Por um tempo, dois alunos estavam colocando bombas no banheiro. Aquela velha história, sabe? Não, você não sabe.

Após algumas bombas e carros de polícia aparecendo atrás dos responsáveis, o chefe da facção criminosa entrou no colégio. Ele passou de sala em sala, uma por uma, dizendo que as bombas estavam atrapalhando o negócio dele.

E eu, professor lá, sem poder fazer nada.

O homem dizia que, se os responsáveis continuassem, haveria revide. Ele não queria polícia toda hora na região, isso é ruim para as vendas.

No dia seguinte, já não tinha mais bomba. É assim que se resolvem as coisas?”

‘Quebrou um vaso em minha cabeça’

Antônio, professor de história da rede pública, São Paulo

“Minha aula era das últimas da tarde.

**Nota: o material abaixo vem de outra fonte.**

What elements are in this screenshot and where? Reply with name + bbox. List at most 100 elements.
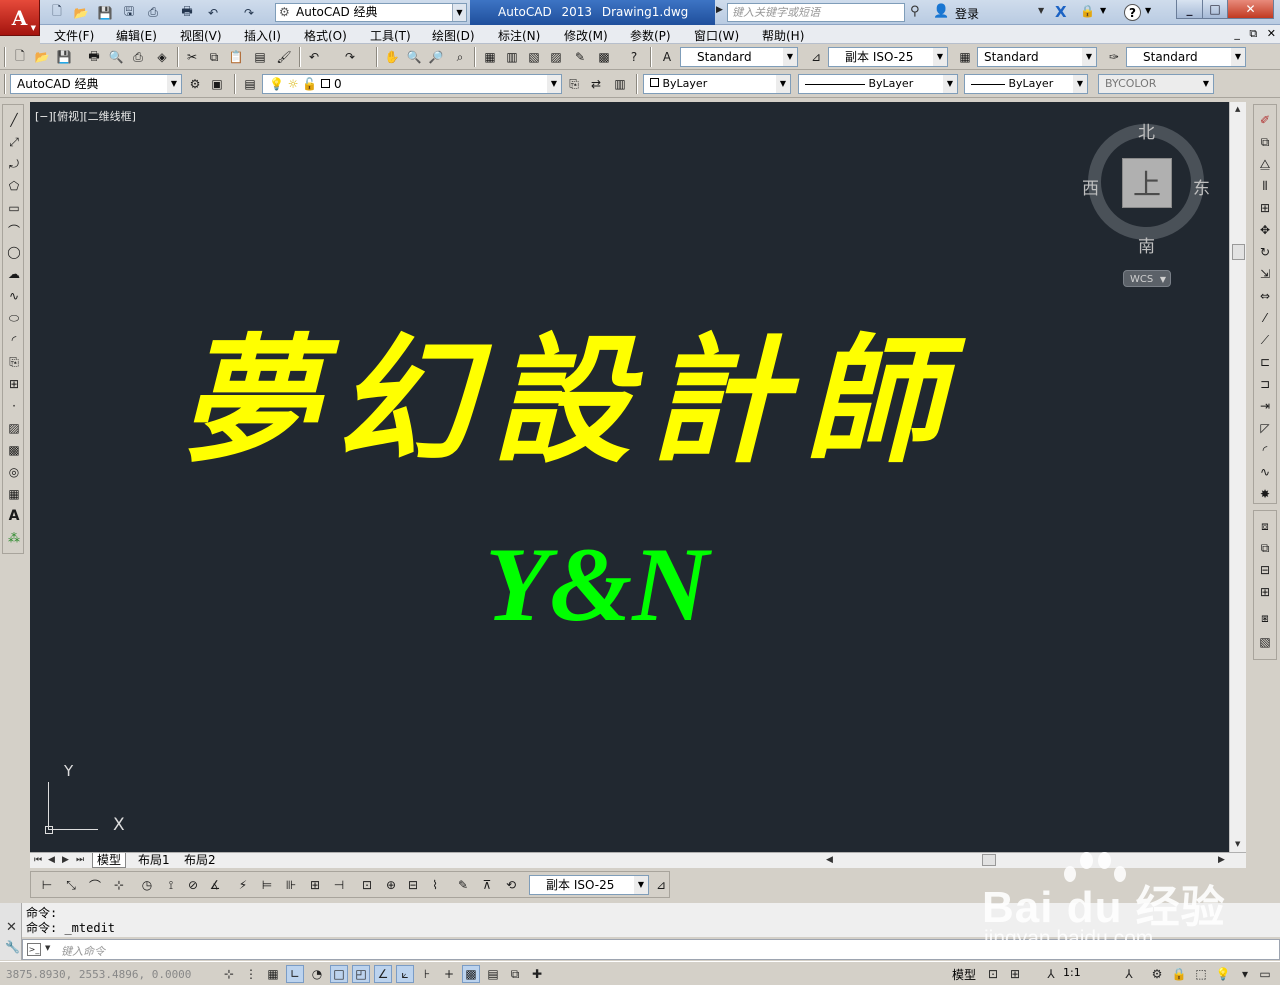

Quase no fim, dois meninos apareceram querendo entrar. Não deixei e mandei eles conversarem com a coordenadora. Ela pegaria seus dados e entraria em contato com a família para entender o atraso. Essa é a rotina normal.

Mas o menino estava muito alterado e partiu para a grosseria. Eu via que ele estava nervoso. Ele piorou, continuou xingando e ofendeu minha mãe, meu pai, minha família. Sexta série, 12 anos. Veja bem.

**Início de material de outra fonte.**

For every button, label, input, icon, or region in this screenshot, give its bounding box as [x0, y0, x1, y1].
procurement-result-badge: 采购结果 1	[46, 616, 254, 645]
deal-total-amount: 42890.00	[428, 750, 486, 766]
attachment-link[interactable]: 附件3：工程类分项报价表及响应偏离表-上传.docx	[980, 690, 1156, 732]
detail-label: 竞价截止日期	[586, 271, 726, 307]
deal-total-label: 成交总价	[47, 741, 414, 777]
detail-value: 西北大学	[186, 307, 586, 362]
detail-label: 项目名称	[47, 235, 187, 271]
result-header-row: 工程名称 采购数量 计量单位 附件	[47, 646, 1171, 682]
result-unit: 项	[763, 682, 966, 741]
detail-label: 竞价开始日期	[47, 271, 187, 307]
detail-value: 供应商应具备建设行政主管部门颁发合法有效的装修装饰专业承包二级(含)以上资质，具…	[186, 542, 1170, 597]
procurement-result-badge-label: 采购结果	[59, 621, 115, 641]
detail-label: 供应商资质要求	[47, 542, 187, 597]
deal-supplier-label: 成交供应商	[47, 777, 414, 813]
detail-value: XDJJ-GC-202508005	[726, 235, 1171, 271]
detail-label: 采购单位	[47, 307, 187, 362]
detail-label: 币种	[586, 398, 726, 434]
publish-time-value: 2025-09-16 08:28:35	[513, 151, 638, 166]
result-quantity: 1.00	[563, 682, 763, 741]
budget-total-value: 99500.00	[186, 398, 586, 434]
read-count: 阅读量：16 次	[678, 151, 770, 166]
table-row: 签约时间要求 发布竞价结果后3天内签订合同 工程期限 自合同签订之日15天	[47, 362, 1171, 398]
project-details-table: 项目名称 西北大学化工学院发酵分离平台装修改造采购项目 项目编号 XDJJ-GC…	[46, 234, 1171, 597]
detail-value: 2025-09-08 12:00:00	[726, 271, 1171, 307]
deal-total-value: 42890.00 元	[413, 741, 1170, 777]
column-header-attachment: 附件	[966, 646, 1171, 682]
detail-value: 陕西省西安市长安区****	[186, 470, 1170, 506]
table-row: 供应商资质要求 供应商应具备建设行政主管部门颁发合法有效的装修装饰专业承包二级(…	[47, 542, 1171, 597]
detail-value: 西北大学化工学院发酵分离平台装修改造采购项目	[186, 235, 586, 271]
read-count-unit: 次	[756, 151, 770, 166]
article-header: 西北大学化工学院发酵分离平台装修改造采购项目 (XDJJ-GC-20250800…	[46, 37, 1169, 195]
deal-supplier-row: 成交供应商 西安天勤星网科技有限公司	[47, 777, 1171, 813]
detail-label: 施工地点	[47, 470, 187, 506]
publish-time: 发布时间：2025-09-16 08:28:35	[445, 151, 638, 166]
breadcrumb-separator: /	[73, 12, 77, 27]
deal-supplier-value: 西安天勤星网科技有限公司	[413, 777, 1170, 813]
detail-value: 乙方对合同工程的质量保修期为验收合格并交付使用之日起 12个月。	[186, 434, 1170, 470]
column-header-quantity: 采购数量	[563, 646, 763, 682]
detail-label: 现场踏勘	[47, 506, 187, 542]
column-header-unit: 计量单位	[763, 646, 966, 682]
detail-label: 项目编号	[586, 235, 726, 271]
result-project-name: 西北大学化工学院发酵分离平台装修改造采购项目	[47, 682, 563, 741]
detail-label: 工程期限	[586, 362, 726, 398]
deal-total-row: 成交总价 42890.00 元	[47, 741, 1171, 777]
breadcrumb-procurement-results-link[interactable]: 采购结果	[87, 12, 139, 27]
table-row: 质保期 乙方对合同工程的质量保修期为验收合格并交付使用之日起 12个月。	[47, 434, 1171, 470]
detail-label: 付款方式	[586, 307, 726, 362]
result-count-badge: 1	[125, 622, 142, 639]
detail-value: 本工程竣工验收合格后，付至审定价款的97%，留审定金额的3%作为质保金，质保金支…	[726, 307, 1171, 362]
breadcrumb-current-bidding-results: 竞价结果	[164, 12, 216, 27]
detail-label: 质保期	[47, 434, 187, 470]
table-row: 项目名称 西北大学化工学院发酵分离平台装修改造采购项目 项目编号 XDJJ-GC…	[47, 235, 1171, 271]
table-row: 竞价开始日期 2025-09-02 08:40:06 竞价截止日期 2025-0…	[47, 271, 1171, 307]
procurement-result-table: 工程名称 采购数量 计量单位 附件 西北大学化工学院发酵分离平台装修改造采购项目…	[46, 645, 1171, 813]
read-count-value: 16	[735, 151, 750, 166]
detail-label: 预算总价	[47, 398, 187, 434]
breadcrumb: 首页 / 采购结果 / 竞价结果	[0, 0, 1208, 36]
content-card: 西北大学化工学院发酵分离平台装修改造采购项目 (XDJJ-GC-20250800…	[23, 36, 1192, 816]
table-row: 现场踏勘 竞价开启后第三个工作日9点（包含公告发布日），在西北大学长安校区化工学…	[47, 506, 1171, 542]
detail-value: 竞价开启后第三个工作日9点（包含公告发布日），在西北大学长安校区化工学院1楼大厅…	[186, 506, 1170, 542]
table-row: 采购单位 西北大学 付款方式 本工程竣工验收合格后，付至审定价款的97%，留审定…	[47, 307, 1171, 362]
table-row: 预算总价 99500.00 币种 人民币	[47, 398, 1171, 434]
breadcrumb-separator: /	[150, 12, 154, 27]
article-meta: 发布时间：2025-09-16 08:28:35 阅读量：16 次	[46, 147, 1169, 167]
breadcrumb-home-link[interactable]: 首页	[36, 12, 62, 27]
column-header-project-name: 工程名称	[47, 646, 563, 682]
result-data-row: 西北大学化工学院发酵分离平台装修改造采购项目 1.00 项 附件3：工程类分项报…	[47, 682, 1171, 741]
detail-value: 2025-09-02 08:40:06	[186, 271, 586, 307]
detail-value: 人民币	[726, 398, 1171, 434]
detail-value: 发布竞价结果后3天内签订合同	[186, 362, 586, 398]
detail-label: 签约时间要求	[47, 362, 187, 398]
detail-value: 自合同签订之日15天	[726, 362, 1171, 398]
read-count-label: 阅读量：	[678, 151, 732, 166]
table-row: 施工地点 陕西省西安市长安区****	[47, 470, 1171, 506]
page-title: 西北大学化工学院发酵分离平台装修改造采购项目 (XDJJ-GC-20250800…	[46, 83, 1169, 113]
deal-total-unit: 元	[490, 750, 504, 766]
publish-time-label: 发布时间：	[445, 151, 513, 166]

Ligamos imediatamente para a mãe dele. Ela chegou por volta de 18h10. Na sala de espera, ele sentou de um lado, a mãe do outro, ambos em frente a uma mesa de centro. Ali, ficava um vaso de flores de argila, trabalho feito por um aluno em sala de aula.

‘O que foi que aconteceu com meu filho?’, perguntou a mãe. Antes de eu responder, o vaso quebrou com força na minha cabeça. Era o menino.

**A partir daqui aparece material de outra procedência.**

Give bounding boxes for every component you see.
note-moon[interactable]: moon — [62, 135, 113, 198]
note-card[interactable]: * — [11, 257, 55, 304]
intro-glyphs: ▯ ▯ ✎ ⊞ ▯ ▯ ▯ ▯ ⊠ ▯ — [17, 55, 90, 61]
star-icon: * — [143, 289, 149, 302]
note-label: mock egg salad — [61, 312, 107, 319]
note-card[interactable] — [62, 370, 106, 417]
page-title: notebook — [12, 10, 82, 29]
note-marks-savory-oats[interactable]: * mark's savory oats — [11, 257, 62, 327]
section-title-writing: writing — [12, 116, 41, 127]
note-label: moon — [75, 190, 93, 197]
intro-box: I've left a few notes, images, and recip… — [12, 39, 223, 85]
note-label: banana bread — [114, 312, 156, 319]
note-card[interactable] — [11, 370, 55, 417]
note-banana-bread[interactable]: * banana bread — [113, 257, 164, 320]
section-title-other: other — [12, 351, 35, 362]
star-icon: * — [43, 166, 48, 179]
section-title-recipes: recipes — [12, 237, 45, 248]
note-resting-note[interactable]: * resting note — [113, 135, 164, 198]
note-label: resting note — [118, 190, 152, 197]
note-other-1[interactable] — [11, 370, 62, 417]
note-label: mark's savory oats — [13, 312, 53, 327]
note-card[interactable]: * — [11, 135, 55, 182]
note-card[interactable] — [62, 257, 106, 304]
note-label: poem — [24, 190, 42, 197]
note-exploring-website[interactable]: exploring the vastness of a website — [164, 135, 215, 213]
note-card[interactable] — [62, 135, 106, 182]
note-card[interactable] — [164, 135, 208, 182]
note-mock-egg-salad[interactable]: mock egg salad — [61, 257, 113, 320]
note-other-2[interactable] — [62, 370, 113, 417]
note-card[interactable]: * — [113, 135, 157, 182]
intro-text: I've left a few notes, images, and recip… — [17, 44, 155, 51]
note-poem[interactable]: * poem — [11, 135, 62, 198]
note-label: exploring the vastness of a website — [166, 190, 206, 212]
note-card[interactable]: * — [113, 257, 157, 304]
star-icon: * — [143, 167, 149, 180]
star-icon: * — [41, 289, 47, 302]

Desmaiei na hora e, aos poucos, voltei. O impacto foi muito forte. Aí não teve mais conversa: fui direto para o hospital, fui medicado, e felizmente não houve nada mais grave.

Ele foi transferido para outra escola ali do lado. Continuávamos nos vendo. Aos poucos, voltamos a ter contato. Ele passou na minha casa, pediu desculpas. Desculpei.”

‘O trauma continua’

Jorge, professor de sociologia da rede pública – São Paulo

“Toda vez que eu ia para a lousa, eles começavam a bater as mesas contra o chão. Era um barulho ensurdecedor. Quando eu me virava, todo mundo ficava quieto. Voltava e eles repetiam de novo. Depois paravam. Sem fim.

Eram dois alunos que comandavam a sala, eu sabia disso. Uma hora, já tremendo, eu não aguentei e dei uma bronca neles. Quando voltei novamente à lousa, um deles falou um palavrão e ameaçou jogar uma cadeira na minha cabeça. Sempre anonimamente. Covardes.

Durante muito tempo, eu entrava em pânico antes de entrar na sala de aula. Ficou só na ameaça, mas o trauma continua. Você vive com medo.

Foram vários episódios, não só comigo como com colegas. Há muitos alunos que ameaçam, quebram carros, muitos já cometeram transgressões e voltaram para ressocialização.

Sei de um caso em que jogaram uma toalha no rosto de uma professora e a socaram. Casos de professoras que foram empurradas nas escadas. Ficou tudo tão banalizado que não sei nem se essa reportagem pode ajudar.